Chiffonade, with all due respect I must disagree with you, but not wanting to start anything here on the boards, I don't want to get into it. Just to say that you don't need to go nearly as far as the KKK to see the religious prejudices that abound here. Nuf' said.


----------



## cape chef (Jul 31, 2000)

Go to school in armoured transport, wake up to find all your friends dead, have lunch in a cafe and be blown to pieces.

Be careful how you exhibit your social morals, when you have never had you child bleed to death in your arms, or attend your fathers funeral because he was a Jew.
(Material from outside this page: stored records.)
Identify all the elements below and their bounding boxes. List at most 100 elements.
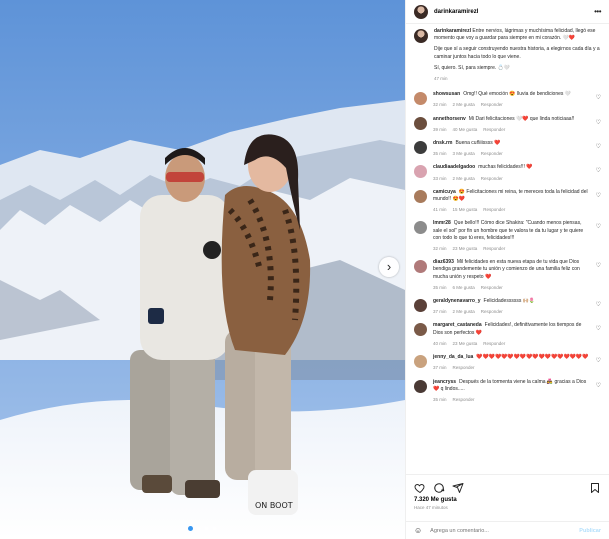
like-comment-icon[interactable]: ♡ (596, 325, 601, 332)
carousel-dot (212, 526, 217, 531)
comment-text: Que bello!!! Cómo dice Shakira: "Cuando … (433, 220, 584, 241)
reply-button[interactable]: Responder (481, 309, 503, 314)
reply-button[interactable]: Responder (481, 102, 503, 107)
comment-username[interactable]: claudiaadelgadoo (433, 164, 475, 170)
comment-text: Mil felicidades en esta nueva etapa de t… (433, 259, 580, 280)
author-username[interactable]: darinkaramirezl (434, 9, 594, 15)
like-comment-icon[interactable]: ♡ (596, 94, 601, 101)
comment-username[interactable]: showsusan (433, 91, 460, 97)
comment-text: Buena cuñiiissss ❤️ (455, 140, 501, 147)
commenter-avatar[interactable] (414, 141, 427, 155)
post-time-ago: Hace 47 minutos (414, 505, 448, 510)
couple-mountain-photo: ON BOOT (0, 0, 405, 539)
reply-button[interactable]: Responder (453, 365, 475, 370)
like-comment-icon[interactable]: ♡ (596, 357, 601, 364)
commenter-avatar[interactable] (414, 189, 427, 203)
comment-icon[interactable] (433, 481, 445, 493)
comment-time: 32 min (433, 246, 447, 252)
commenter-avatar[interactable] (414, 221, 427, 235)
comment-time: 39 min (433, 126, 447, 132)
comment-likes[interactable]: 15 Me gusta (453, 207, 478, 212)
comment-item: claudiaadelgadoo muchas felicidades!!! ❤️… (414, 164, 603, 181)
like-comment-icon[interactable]: ♡ (596, 119, 601, 126)
like-comment-icon[interactable]: ♡ (596, 192, 601, 199)
comment-likes[interactable]: 23 Me gusta (453, 246, 478, 251)
carousel-dot (204, 526, 209, 531)
likes-count[interactable]: 7.320 Me gusta (414, 497, 601, 503)
comment-likes[interactable]: 3 Me gusta (453, 151, 475, 156)
commenter-avatar[interactable] (414, 323, 427, 337)
carousel-dot-active (188, 526, 193, 531)
like-icon[interactable] (414, 481, 426, 494)
reply-button[interactable]: Responder (483, 127, 505, 132)
caption-para-1: darinkaramirezl Entre nervios, lágrimas … (434, 28, 596, 42)
bookmark-icon[interactable] (589, 481, 601, 493)
comment-item: dnsk.rm Buena cuñiiissss ❤️ 35 min 3 Me gu… (414, 140, 603, 157)
comment-text: muchas felicidades!!! ❤️ (478, 164, 533, 171)
commenter-avatar[interactable] (414, 299, 427, 313)
comment-time: 35 min (433, 284, 447, 290)
comment-text: Felicidadessssss 🙌🏼🌷 (483, 298, 536, 305)
comment-item: diaz6393 Mil felicidades en esta nueva et… (414, 259, 603, 291)
caption-username[interactable]: darinkaramirezl (434, 28, 471, 34)
comment-likes[interactable]: 6 Me gusta (453, 285, 475, 290)
emoji-icon[interactable]: ☺ (414, 526, 422, 535)
comment-likes[interactable]: 2 Me gusta (453, 102, 475, 107)
comments-list[interactable]: darinkaramirezl Entre nervios, lágrimas … (406, 24, 609, 473)
author-avatar[interactable] (414, 4, 428, 19)
comment-username[interactable]: lmmr28 (433, 220, 451, 226)
next-photo-button[interactable]: › (379, 257, 399, 277)
comment-username[interactable]: dnsk.rm (433, 140, 452, 146)
like-comment-icon[interactable]: ♡ (596, 143, 601, 150)
commenter-avatar[interactable] (414, 116, 427, 130)
commenter-avatar[interactable] (414, 260, 427, 274)
more-options-icon[interactable]: ••• (594, 7, 601, 16)
comment-likes[interactable]: 2 Me gusta (453, 176, 475, 181)
caption-avatar[interactable] (414, 29, 428, 43)
comment-likes[interactable]: 2 Me gusta (453, 309, 475, 314)
comment-username[interactable]: jenny_da_da_lua (433, 354, 473, 360)
comment-time: 37 min (433, 365, 447, 371)
share-icon[interactable] (452, 481, 464, 493)
comment-time: 32 min (433, 102, 447, 108)
caption-para-3: Sí, quiero. Sí, para siempre. 💍🤍 (434, 64, 511, 71)
comment-username[interactable]: margaret_castaneda (433, 322, 482, 328)
comment-item: annethorsenv Mi Dari felicitaciones 🤍❤️ q… (414, 116, 603, 133)
comment-username[interactable]: jeancryss (433, 379, 456, 385)
reply-button[interactable]: Responder (483, 341, 505, 346)
comment-item: showsusan Omg!! Qué emoción 😍 lluvia de b… (414, 91, 603, 108)
reply-button[interactable]: Responder (481, 151, 503, 156)
comment-item: jenny_da_da_lua ❤️❤️❤️❤️❤️❤️❤️❤️❤️❤️❤️❤️❤… (414, 354, 603, 371)
reply-button[interactable]: Responder (483, 207, 505, 212)
post-caption: darinkaramirezl Entre nervios, lágrimas … (414, 28, 603, 82)
comment-input[interactable] (430, 527, 580, 534)
like-comment-icon[interactable]: ♡ (596, 223, 601, 230)
caption-time: 47 min (434, 76, 448, 82)
reply-button[interactable]: Responder (481, 176, 503, 181)
post-photo[interactable]: ON BOOT › (0, 0, 405, 539)
comment-username[interactable]: annethorsenv (433, 116, 466, 122)
reply-button[interactable]: Responder (453, 397, 475, 402)
like-comment-icon[interactable]: ♡ (596, 382, 601, 389)
commenter-avatar[interactable] (414, 165, 427, 179)
reply-button[interactable]: Responder (481, 285, 503, 290)
comment-text: Omg!! Qué emoción 😍 lluvia de bendicione… (463, 91, 572, 98)
comment-time: 40 min (433, 340, 447, 346)
like-comment-icon[interactable]: ♡ (596, 262, 601, 269)
comment-username[interactable]: camicuya (433, 189, 456, 195)
like-comment-icon[interactable]: ♡ (596, 301, 601, 308)
comment-username[interactable]: geraldynenavarro_y (433, 298, 481, 304)
comment-likes[interactable]: 40 Me gusta (453, 127, 478, 132)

I urge anyone who really gives a s**t about these issues to read the stories every single day.

www.jerusalempost.com

To my friends defending and standing erect as the bombs are hurled at you, I love you


----------



## pete (Oct 7, 2001)

According to Reuter's the death toll stands at 1019 Palestinieans, and 333 Israelis. Innocents have died on both sides. And until both sides are willing to come to the table and offer up something, that death toll will continue to rise. And who suffers? The innocent people trying to eek out an exsistence. Religion, in the hands of man, is bad enough, but add in politics, and you have one of the most sinister forces on this planet. For those I have just offended with that last statement, I just ask that you stop and think about it for a minute. I am not knocking the original teachings of religions, but how humankind likes to take those teachings and twist them, and pervert them to suit their own, "worldly" needs. Most of the world's great prophets taught about peace and love, or at the very least, tolerance, yet humankind kills in the name of these same prophets. It makes me sick! As I said in an earlier post, we are all the childern of Earth. That makes us ALL brothers and sisters. It is time to start acting like it!!!!!!!!


----------